The crackdown on supporters of ousted president Mohammed Morsi on August 14 was a watershed moment in Egypt’s transition, yet the passing of its one-month anniversary might mark the passing of the window of opportunity for reviving Egypt’s fragile march towards democracy. The clamoring over the new Egyptian constitution is taking place amid a sustained crackdown on the Muslim Brotherhood and its supporters, near-daily security incidents targeting police and military officers, continued civil unrest, and increased aggression towards human rights and democracy activists—one cannot help but wonder if the promises of the January 25 uprising can ever be resuscitated. Unless the military-led government in Cairo changes its course in the very near term, Egyptians may find themselves waiting another generation before they get a second try at revolution.
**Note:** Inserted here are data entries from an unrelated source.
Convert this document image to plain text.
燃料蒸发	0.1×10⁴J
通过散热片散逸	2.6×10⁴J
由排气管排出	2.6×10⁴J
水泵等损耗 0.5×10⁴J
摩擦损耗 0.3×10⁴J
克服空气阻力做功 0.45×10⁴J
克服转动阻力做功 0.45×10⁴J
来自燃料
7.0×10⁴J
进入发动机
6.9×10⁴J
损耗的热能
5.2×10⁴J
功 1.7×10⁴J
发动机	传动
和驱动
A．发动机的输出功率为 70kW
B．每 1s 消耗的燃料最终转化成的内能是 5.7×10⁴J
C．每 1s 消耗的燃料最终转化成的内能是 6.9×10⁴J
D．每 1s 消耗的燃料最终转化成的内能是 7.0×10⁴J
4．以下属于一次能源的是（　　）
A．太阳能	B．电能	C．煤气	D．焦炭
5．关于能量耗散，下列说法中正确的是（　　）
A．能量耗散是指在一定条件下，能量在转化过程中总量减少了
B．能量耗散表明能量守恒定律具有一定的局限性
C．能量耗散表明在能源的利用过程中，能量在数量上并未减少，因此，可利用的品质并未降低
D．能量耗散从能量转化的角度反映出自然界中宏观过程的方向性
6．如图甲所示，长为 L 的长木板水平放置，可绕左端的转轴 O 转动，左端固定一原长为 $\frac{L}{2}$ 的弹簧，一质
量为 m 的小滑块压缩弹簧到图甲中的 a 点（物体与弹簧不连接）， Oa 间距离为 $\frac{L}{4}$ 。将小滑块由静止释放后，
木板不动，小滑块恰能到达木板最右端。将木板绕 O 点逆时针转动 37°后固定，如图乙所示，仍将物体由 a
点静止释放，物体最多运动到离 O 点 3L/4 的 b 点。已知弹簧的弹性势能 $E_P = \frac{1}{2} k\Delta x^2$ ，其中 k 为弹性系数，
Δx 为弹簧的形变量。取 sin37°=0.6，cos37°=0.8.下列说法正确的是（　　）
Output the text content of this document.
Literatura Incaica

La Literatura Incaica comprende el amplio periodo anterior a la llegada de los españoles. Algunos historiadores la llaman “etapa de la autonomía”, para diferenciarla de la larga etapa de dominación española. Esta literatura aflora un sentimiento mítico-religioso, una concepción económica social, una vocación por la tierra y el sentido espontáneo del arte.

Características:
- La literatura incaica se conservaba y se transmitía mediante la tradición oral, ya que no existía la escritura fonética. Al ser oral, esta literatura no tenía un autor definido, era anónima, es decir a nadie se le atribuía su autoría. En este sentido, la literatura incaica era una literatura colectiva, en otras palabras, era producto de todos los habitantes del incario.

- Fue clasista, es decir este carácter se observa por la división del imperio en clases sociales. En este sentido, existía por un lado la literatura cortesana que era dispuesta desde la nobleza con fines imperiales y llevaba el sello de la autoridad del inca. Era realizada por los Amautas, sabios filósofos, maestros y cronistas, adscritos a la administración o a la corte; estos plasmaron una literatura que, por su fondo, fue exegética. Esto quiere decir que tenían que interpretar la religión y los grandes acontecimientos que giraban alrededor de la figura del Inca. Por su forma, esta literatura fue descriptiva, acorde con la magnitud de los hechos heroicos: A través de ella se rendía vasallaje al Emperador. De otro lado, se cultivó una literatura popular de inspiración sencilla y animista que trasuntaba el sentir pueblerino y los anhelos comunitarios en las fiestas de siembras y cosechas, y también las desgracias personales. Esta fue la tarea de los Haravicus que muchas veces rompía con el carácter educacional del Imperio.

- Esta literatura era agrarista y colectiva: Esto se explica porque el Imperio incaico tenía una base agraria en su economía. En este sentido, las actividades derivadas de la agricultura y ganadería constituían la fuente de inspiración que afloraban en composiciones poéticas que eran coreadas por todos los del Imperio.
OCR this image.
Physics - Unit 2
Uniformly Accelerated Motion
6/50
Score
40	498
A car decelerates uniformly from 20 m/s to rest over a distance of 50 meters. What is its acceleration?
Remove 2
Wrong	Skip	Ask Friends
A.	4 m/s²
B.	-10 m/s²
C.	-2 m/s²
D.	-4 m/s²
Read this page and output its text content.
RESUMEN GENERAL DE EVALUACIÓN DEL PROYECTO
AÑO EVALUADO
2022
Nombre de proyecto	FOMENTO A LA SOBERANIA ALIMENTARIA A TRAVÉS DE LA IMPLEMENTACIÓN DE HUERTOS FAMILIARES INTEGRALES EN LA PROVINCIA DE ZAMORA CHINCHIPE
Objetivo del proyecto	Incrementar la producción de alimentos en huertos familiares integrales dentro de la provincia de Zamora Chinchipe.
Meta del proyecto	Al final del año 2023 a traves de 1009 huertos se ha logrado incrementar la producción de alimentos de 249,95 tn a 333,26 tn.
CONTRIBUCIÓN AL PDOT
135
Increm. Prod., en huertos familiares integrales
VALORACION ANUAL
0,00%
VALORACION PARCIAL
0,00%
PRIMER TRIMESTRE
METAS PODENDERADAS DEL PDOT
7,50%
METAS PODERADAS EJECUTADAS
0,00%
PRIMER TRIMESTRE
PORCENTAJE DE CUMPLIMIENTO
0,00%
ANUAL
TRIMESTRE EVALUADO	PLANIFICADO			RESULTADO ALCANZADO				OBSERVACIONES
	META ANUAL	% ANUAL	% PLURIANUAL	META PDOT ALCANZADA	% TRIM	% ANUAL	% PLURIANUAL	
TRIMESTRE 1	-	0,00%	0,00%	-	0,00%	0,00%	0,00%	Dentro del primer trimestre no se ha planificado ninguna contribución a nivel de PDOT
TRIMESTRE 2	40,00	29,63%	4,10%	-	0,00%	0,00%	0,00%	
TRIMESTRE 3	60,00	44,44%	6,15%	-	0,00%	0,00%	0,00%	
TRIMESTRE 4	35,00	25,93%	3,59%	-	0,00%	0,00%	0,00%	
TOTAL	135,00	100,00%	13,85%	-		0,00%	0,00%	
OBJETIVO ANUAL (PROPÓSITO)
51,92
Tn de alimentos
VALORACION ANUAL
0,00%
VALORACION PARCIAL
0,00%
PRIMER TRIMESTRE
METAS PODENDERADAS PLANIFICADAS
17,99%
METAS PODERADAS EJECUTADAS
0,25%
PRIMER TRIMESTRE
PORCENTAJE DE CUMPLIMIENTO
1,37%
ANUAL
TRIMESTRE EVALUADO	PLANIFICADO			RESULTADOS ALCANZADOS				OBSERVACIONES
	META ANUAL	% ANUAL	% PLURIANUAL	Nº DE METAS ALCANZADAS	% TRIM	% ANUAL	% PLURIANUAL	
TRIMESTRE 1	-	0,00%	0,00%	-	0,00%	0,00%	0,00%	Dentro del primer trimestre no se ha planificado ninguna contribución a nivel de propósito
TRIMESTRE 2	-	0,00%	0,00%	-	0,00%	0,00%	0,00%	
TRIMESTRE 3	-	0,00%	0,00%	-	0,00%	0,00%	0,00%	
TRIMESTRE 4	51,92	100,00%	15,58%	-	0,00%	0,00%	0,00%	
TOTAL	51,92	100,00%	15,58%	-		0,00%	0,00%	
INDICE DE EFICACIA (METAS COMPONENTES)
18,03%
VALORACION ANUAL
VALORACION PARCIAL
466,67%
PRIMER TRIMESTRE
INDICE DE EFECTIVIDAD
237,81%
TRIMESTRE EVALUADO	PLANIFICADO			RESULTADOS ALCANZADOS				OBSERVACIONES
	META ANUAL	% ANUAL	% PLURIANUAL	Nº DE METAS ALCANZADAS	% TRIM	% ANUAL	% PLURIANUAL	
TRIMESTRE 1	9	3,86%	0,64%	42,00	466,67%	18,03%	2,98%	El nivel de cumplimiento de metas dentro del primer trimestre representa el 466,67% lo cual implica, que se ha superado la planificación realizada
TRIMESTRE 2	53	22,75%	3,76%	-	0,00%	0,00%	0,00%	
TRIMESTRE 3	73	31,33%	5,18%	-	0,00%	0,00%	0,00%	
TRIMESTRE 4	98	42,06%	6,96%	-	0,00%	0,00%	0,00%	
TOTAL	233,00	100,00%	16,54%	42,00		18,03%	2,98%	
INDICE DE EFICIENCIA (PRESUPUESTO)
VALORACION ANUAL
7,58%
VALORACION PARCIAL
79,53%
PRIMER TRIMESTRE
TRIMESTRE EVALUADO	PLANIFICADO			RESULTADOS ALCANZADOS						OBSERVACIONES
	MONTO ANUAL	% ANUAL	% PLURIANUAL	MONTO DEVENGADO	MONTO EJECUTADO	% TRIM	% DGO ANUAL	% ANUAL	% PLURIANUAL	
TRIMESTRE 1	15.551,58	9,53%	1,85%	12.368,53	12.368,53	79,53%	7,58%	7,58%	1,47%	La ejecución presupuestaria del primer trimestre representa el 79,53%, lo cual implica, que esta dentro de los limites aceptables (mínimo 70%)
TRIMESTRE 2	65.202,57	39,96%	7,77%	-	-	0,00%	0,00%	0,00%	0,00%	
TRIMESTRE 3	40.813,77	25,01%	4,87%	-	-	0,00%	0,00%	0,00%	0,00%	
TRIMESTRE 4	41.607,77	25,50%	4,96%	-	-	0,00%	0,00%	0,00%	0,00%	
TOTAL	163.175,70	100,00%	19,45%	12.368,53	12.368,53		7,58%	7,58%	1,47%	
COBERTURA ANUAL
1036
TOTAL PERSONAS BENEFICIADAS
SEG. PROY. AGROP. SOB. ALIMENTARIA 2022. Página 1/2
In the euphoria of Hosni Mubarak’s ouster almost three years ago, revolutionaries would have never imagined the state of affairs in which they find themselves today. In early 2011, with Mubarak's interior ministry goon squad reeling from an unprecedented defeat, they saw infinite possibilities for reshaping the new Egypt in their own image, unable to realize the difference between their vision and that of the state bureaucracy, the Islamists, and other vested interests. As those differences played out in a cliff-hanging political drama, a new dynamic emerged, reaching a crescendo on July 3, 2013 when thousands of protesters called for Morsi’s removal: that of polarization.
The roots of this drama lie in the governing strategy that Morsi—and the Muslim Brotherhood’s Guidance Bureau, by extension—employed during his truncated term. In the lead up to presidential elections in 2012, most Egyptians were willing to suspend their distrust of the shadowy group and put their faith in the power and momentum of the people’s uprising to constrain its ambitions and employ it to the demands of the January 25 aspirations. It did not take long to realize, however, that political considerations trumped any revolutionary demands for transformative change. Some could accept the way the Muslim Brotherhood played a deft game of deceit, shifting its alliances as it saw fit to position itself to rule, as part and parcel of politics in Egypt—or anywhere, for that matter. But as the economy continued to nosedive, and voices of dissent in critical media outlets were silenced, and it became apparent that Morsi was interested in co-opting rather than reforming state institutions, that momentum shifted against him and those he represented.
Morsi’s November 2012 constitutional decree introduced the poison that corrupted the spirit of the revolution. With the stroke of a pen, he declared himself the supreme ruler in Egypt. Despite his restraint, he reignited the fear of authoritarianism in Islamist form and sparked the war against him. The dominoes fell predictably enough: as the secular opposition went on the offensive, he relied on Islamists who maintained harder lines than the Muslim Brotherhood and rammed through a constitution that marginalized secular input. To maintain Islamist support, Morsi’s language against detractors grew harsher, and the conflation of faith and politics renewed sectarian tensions. As the distance between ideologies grew wider, his control over policy implementation grew weaker, increasing popular animosity that resulted in the Tamarod campaign—his eventual downfall.